Гранатовые джунгли (ЛП) - Браун Рита Мэй - Страница 37


Изменить размер шрифта:

37

Я мечтала о лагунах сточных канав под небоскребами, где я могла бы сесть на плот Энергетической Компании Эдисона, чтобы убраться из этого безумного города с этими безумными людьми. Дайте мне только острый кол, чтобы отбиваться от слепых аллигаторов, которых запустили в сточные канавы люди, купившие их маленькими крокодильчиками на Майами-Бич. Майами-Бич, так близко к Кэрри, с ее кротонами{74}, иксорой и слепой гордостью.

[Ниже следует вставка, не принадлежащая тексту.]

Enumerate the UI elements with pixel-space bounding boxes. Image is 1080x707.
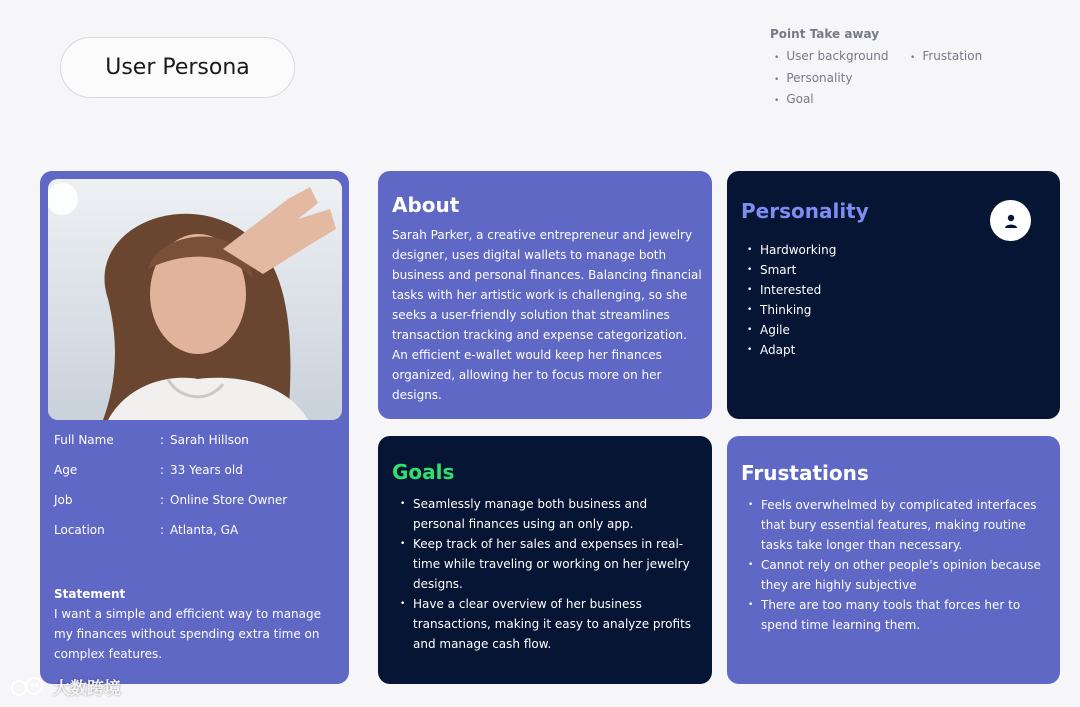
takeaway-item: • User background	[770, 47, 910, 69]
info-colon: :	[160, 433, 165, 447]
takeaway-list-2	[906, 47, 1006, 69]
frustration-item: • Feels overwhelmed by complicated interfaces that bury essential features, making routine tasks take longer than necessary.	[744, 495, 1052, 555]
takeaway-list-1	[770, 47, 910, 112]
goal-item: • Keep track of her sales and expenses in real-time while traveling or working on her jewelry designs.	[396, 534, 701, 594]
info-colon: :	[160, 463, 165, 477]
info-label: Full Name	[54, 433, 114, 447]
trait-item: • Interested	[743, 280, 836, 300]
takeaway-title: Point Take away	[770, 27, 880, 41]
trait-item: • Hardworking	[743, 240, 836, 260]
trait-item: • Thinking	[743, 300, 836, 320]
takeaway-item: • Goal	[770, 90, 910, 112]
about-text: Sarah Parker, a creative entrepreneur and jewelry designer, uses digital wallets to manage both business and personal finances. Balancing financial tasks with her artistic work is challenging, so she seeks a user-friendly solution that streamlines transaction tracking and expense categorization. An efficient e-wallet would keep her finances organized, allowing her to focus more on her designs.	[392, 228, 702, 402]
frustrations-list	[744, 495, 1052, 635]
takeaway-item: • Personality	[770, 69, 910, 91]
watermark-logo-icon	[10, 676, 48, 698]
personality-title: Personality	[741, 199, 869, 223]
personality-card	[727, 171, 1060, 419]
info-row-full-name	[54, 433, 287, 463]
info-label: Location	[54, 523, 105, 537]
goal-item: • Have a clear overview of her business transactions, making it easy to analyze profits and manage cash flow.	[396, 594, 701, 654]
info-row-job	[54, 493, 287, 523]
trait-item: • Smart	[743, 260, 836, 280]
statement	[54, 584, 334, 664]
info-value: Sarah Hillson	[170, 433, 249, 447]
page-title: User Persona	[60, 37, 295, 98]
trait-item: • Adapt	[743, 340, 836, 360]
goal-item: • Seamlessly manage both business and personal finances using an only app.	[396, 494, 701, 534]
info-label: Job	[54, 493, 73, 507]
takeaway-panel	[770, 27, 983, 106]
info-colon: :	[160, 493, 165, 507]
frustrations-title: Frustations	[741, 461, 869, 485]
statement-title: Statement	[54, 587, 126, 601]
profile-info	[54, 433, 287, 553]
goals-card	[378, 436, 712, 684]
goals-title: Goals	[392, 460, 455, 484]
frustrations-card	[727, 436, 1060, 684]
takeaway-item: • Frustation	[906, 47, 1006, 69]
user-icon	[990, 200, 1031, 241]
statement-text: I want a simple and efficient way to manage my finances without spending extra time on complex features.	[54, 607, 321, 661]
profile-card	[40, 171, 349, 684]
info-value: Online Store Owner	[170, 493, 288, 507]
watermark-text: 大数跨境	[53, 679, 121, 699]
info-value: 33 Years old	[170, 463, 243, 477]
profile-photo	[48, 179, 342, 420]
goals-list	[396, 494, 701, 654]
trait-item: • Agile	[743, 320, 836, 340]
personality-list	[743, 240, 836, 360]
frustration-item: • There are too many tools that forces her to spend time learning them.	[744, 595, 1052, 635]
about-title: About	[392, 193, 460, 217]
about-card	[378, 171, 712, 419]
info-label: Age	[54, 463, 78, 477]
info-colon: :	[160, 523, 165, 537]
info-row-location	[54, 523, 287, 553]
info-row-age	[54, 463, 287, 493]
frustration-item: • Cannot rely on other people's opinion because they are highly subjective	[744, 555, 1052, 595]
info-value: Atlanta, GA	[170, 523, 239, 537]
watermark	[10, 674, 121, 699]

Майами-Бич, где престарелое поколение покупает расшитые блестками бандажи от грыжи в тон ботинкам. Даже если бы я проплыла все сточные трубы на побережье, я не стала бы причаливать там. Некуда мне там идти. Вот я здесь, в висячих неоновых садах, торгую своей задницей ради диплома и живу в дерьме. В дерьме, хуже, чем в Шилохе, и, черт возьми, есть ли на Манхэттене хоть один человек, не зараженный радиацией невезения? Может быть, это я. Может быть, я излучаю несчастья, или я все еще полна Пенсильванией и простыми мечтами? Может быть, мое место на подножьях пенсильванских холмов рядом с меннонитами и амишами{75}, и тогда как же, черт возьми, я могу здесь снимать кино? Здесь даже электрических лампочек не добудешь. В курсе логики это называется - альтернативы дилеммы. Какой бы путь ты ни выбрала, тебя все равно поимеют. Но, если бы у меня были деньги, может быть, я бы выскользнула из этой дилеммы. Будь у меня деньги, я не была бы во власти случая и людей, у которых интеллекты размером с горошину, а эмоции давно ампутированы. С деньгами можно защитить себя. Но как получить их - это другой вопрос. Еще один год, и я окончу институт. Нечаянная радость. Все, что мне остается дальше - провалиться в трещины на мостовой, потому что никто не наймет меня. Дерьмо! Что ж, я не стану сдаваться. Но мне хотелось бы иногда отдохнуть. Мне бы хотелось снова увидеть холмы Шилоха и улечься на лугу за домом Эпа, там, где похоронили Дженну. Может быть, запах клевера поможет мне продержаться еще одну зиму в этом филиале ада. Может быть, я смогу собраться, побыв денек в сельской местности. За солнечный свет пока что не плату не берут.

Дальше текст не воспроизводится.